|Title||Loss of the Suv39h histone methyltransferases impairs mammalian heterochromatin and genome stability.|
|Publication Type||Journal Article|
|Year of Publication||2001|
|Authors||Peters AH, O'Carroll D, Scherthan H, Mechtler K, Sauer S, Schöfer C, Weipoltshammer K, Pagani M, Lachner M, Kohlmaier A, Opravil S, Doyle M, Sibilia M, Jenuwein T|
|Date Published||2001 Nov 2|
|Keywords||Aneuploidy, Animals, Chromosome Segregation, Fibroblasts, Gene Targeting, Genome, Germ Cells, Heterochromatin, Histone-Lysine N-Methyltransferase, Histones, Hypogonadism, Lymphoma, B-Cell, Male, Mammals, Meiosis, Methylation, Methyltransferases, Mice, Mice, Knockout, Mice, Mutant Strains, Mutagenesis, Protein Methyltransferases, Repressor Proteins, Sex Chromosome Aberrations, Spermatocytes, Spermatogenesis|
Histone H3 lysine 9 methylation has been proposed to provide a major "switch" for the functional organization of chromosomal subdomains.

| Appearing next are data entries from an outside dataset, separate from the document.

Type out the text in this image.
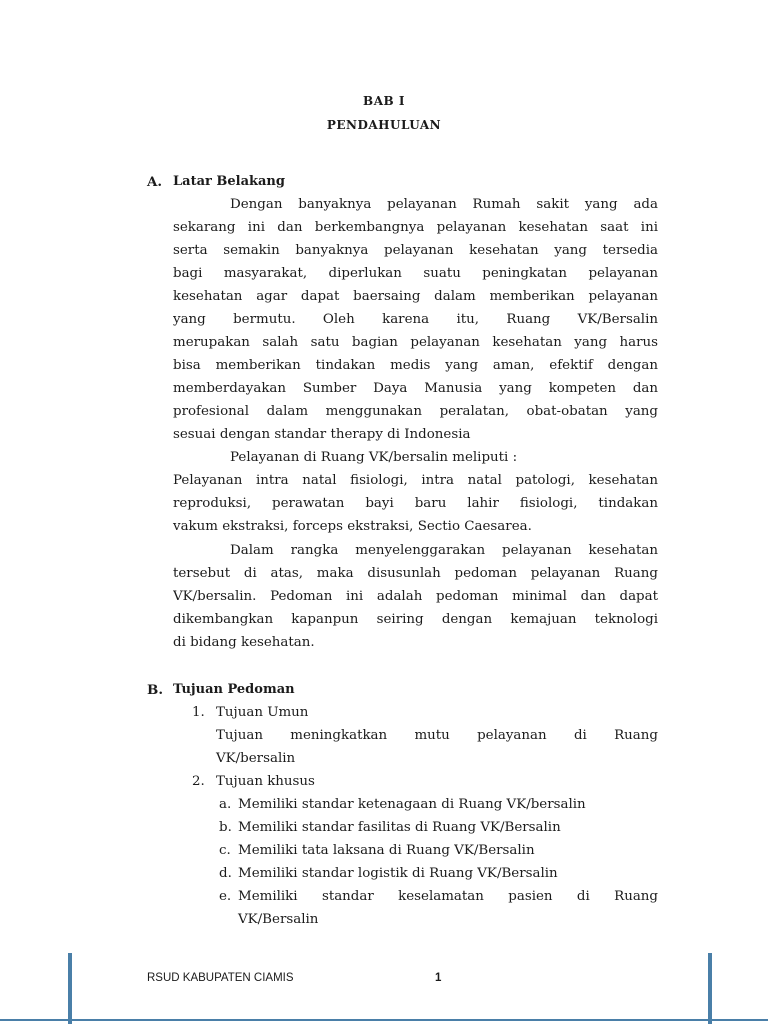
BAB I
PENDAHULUAN
A. Latar Belakang
Dengan banyaknya pelayanan Rumah sakit yang ada
sekarang ini dan berkembangnya pelayanan kesehatan saat ini
serta semakin banyaknya pelayanan kesehatan yang tersedia
bagi masyarakat, diperlukan suatu peningkatan pelayanan
kesehatan agar dapat baersaing dalam memberikan pelayanan
yang bermutu. Oleh karena itu, Ruang VK/Bersalin
merupakan salah satu bagian pelayanan kesehatan yang harus
bisa memberikan tindakan medis yang aman, efektif dengan
memberdayakan Sumber Daya Manusia yang kompeten dan
profesional dalam menggunakan peralatan, obat-obatan yang
sesuai dengan standar therapy di Indonesia
Pelayanan di Ruang VK/bersalin meliputi :
Pelayanan intra natal fisiologi, intra natal patologi, kesehatan
reproduksi, perawatan bayi baru lahir fisiologi, tindakan
vakum ekstraksi, forceps ekstraksi, Sectio Caesarea.
Dalam rangka menyelenggarakan pelayanan kesehatan
tersebut di atas, maka disusunlah pedoman pelayanan Ruang
VK/bersalin. Pedoman ini adalah pedoman minimal dan dapat
dikembangkan kapanpun seiring dengan kemajuan teknologi
di bidang kesehatan.
B. Tujuan Pedoman
1. Tujuan Umun
Tujuan meningkatkan mutu pelayanan di Ruang
VK/bersalin
2. Tujuan khusus
a. Memiliki standar ketenagaan di Ruang VK/bersalin
b. Memiliki standar fasilitas di Ruang VK/Bersalin
c. Memiliki tata laksana di Ruang VK/Bersalin
d. Memiliki standar logistik di Ruang VK/Bersalin
e. Memiliki standar keselamatan pasien di Ruang
VK/Bersalin
RSUD KABUPATEN CIAMIS	1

Here, we show that the murine Suv39h histone methyltransferases (HMTases) govern H3-K9 methylation at pericentric heterochromatin and induce a specialized histone methylation pattern that differs from the broad H3-K9 methylation present at other chromosomal regions. Suv39h-deficient mice display severely impaired viability and chromosomal instabilities that are associated with an increased tumor risk and perturbed chromosome interactions during male meiosis. These in vivo data assign a crucial role for pericentric H3-K9 methylation in protecting genome stability, and define the Suv39h HMTases as important epigenetic regulators for mammalian development.